Temporäre Sortierhalle geplant

Zur Abwicklung der Entsorgung wird aktuell auf einer nahegelegenen Wiese eine temporäre Halle errichtet. In dieser Halle werden acht Boxen aufgestellt, in denen der ausgegrabene Müll nach Kategorien sortiert wird, heißt es aus der Pressestelle der Stadt Villach. Von dort aus soll das Material dann sortenrein abtransportiert und fachgerecht entsorgt werden. Die Halle ist befristet genehmigt und darf maximal bis zum 31. Dezember 2027 bestehen bleiben. Danach ist eine vollständige Renaturierung der Fläche vorgesehen.

Die Fläche soll renaturiert werden
Die Fläche soll renaturiert werden © KLZ/Katharina Pollan

Abtragung kostet bis zu 75 Millionen Euro

Die Gesamtkosten des Projekts werden auf 70 bis 75 Millionen Euro geschätzt. Der Bund übernimmt ein Drittel der Kosten, das Land Kärnten rund zehn Millionen. Für die Stadt Villach bleiben rund zehn Millionen Euro, ein Großteil davon wird aus Rücklagen finanziert. Auch der Halbleiterkonzern Infineon beteiligt sich mit bis zu 27 Millionen Euro. Nach der Sanierung plant das Unternehmen, das Areal zu erwerben, um seinen Standort zu erweitern.

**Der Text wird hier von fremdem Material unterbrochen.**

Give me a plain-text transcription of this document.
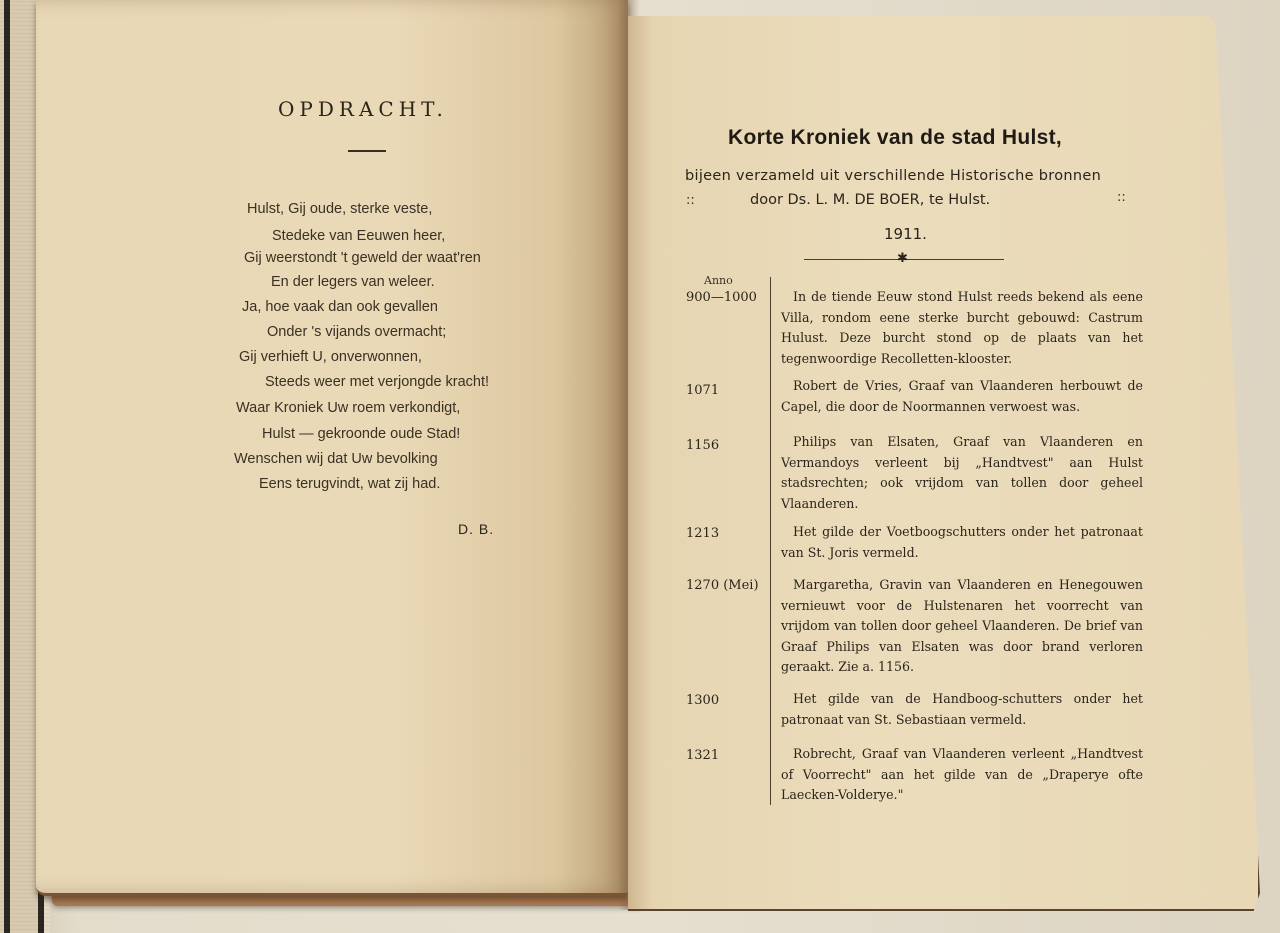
OPDRACHT.
Hulst, Gij oude, sterke veste,
Stedeke van Eeuwen heer,
Gij weerstondt 't geweld der waat'ren
En der legers van weleer.
Ja, hoe vaak dan ook gevallen
Onder 's vijands overmacht;
Gij verhieft U, onverwonnen,
Steeds weer met verjongde kracht!
Waar Kroniek Uw roem verkondigt,
Hulst — gekroonde oude Stad!
Wenschen wij dat Uw bevolking
Eens terugvindt, wat zij had.
D. B.
Korte Kroniek van de stad Hulst,
bijeen verzameld uit verschillende Historische bronnen
::	door Ds. L. M. DE BOER, te Hulst.	::
1911.
✱
Anno
900—1000	In de tiende Eeuw stond Hulst reeds bekend als eene Villa, rondom eene sterke burcht gebouwd: Castrum Hulust. Deze burcht stond op de plaats van het tegenwoordige Recolletten-klooster.
1071	Robert de Vries, Graaf van Vlaanderen herbouwt de Capel, die door de Noormannen verwoest was.
1156	Philips van Elsaten, Graaf van Vlaanderen en Vermandoys verleent bij „Handtvest" aan Hulst stadsrechten; ook vrijdom van tollen door geheel Vlaanderen.
1213	Het gilde der Voetboogschutters onder het patronaat van St. Joris vermeld.
1270 (Mei)	Margaretha, Gravin van Vlaanderen en Henegouwen vernieuwt voor de Hulstenaren het voorrecht van vrijdom van tollen door geheel Vlaanderen. De brief van Graaf Philips van Elsaten was door brand verloren geraakt. Zie a. 1156.
1300	Het gilde van de Handboog-schutters onder het patronaat van St. Sebastiaan vermeld.
1321	Robrecht, Graaf van Vlaanderen verleent „Handtvest of Voorrecht" aan het gilde van de „Draperye ofte Laecken-Volderye."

So sah der „Problemberg“ aus
So sah der „Problemberg“ aus © KLZ/Alexandra Pöcher

Die Deponie entstand ab den 1960er-Jahren, als Hausmüll, Gewerbeabfälle und Bauschutt in ehemaligen Geländemulden und einem früheren Seitenarm der Gail abgelagert wurden. Insgesamt wurden damals bis zu 700.000 Kubikmeter Material eingebracht. In den 1980er-Jahren wurde der Müll umgelagert und zu einem rund 400.000 Kubikmeter großen Hügel aufgeschüttet, der 1984 mit einer Spezialfolie versiegelt und mit Erde bedeckt wurde. In den vergangenen Jahren wurde die Fläche begrünt und eine Photovoltaikanlage errichtet.

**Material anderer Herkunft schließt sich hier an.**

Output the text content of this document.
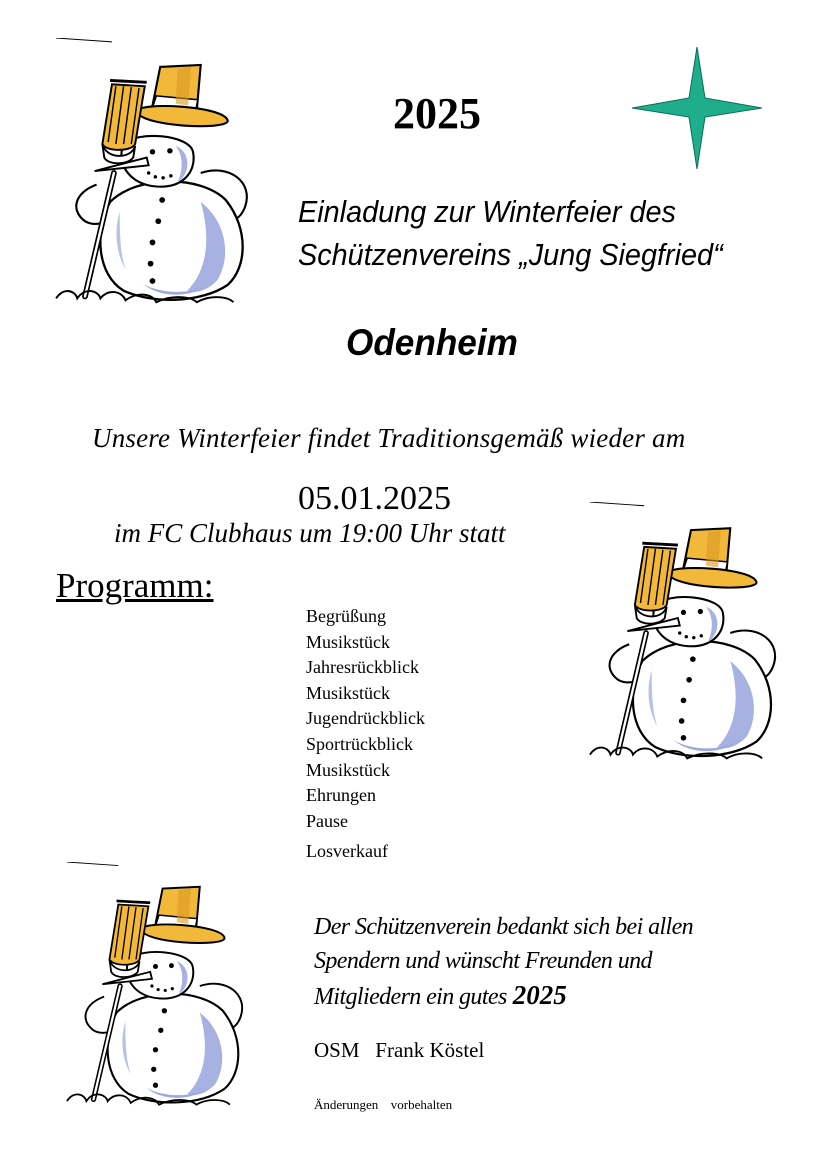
2025
Einladung zur Winterfeier des
Schützenvereins „Jung Siegfried“
Odenheim
Unsere Winterfeier findet Traditionsgemäß wieder am
05.01.2025
im FC Clubhaus um 19:00 Uhr statt
Programm:
Begrüßung
Musikstück
Jahresrückblick
Musikstück
Jugendrückblick
Sportrückblick
Musikstück
Ehrungen
Pause
Losverkauf
Der Schützenverein bedankt sich bei allen
Spendern und wünscht Freunden und
Mitgliedern ein gutes 2025
OSM   Frank Köstel
Änderungen  vorbehalten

Warum jetzt abgetragen wird

Nach Untersuchungen von Grundwasser und Boden zu Beginn der 2000er-Jahre wurde eine intensive Bildung von Deponiegasen sowie erhöhte Ammoniumwerte festgestellt. Zudem kam es in Feststoffproben zu Überschreitungen bei Schwermetallen wie Cadmium, Blei und Zink. In der Raumluft angrenzender Hauskeller konnten hingegen keine Auffälligkeiten festgestellt werden und auch Messungen im Bereich des nahegelegenen Kindergartens zeigten keine Belastung. Trotzdem ist eine fachgerechte Sanierung und Entsorgung der Altlast erforderlich.

Die Arbeiten zur Entfernung der Deponie beginnen schrittweise. Zunächst wird die Hummusschicht abgetragen, anschließend startet der eigentliche Abbau des Mülls. Der Abfall wird vor Ort sortiert und je nach Material fachgerecht entsorgt. Verrotteter Biomüll, der sich über die Jahrzehnte zu Erde zersetzt hat, soll ausgesiebt und vor Ort belassen werden.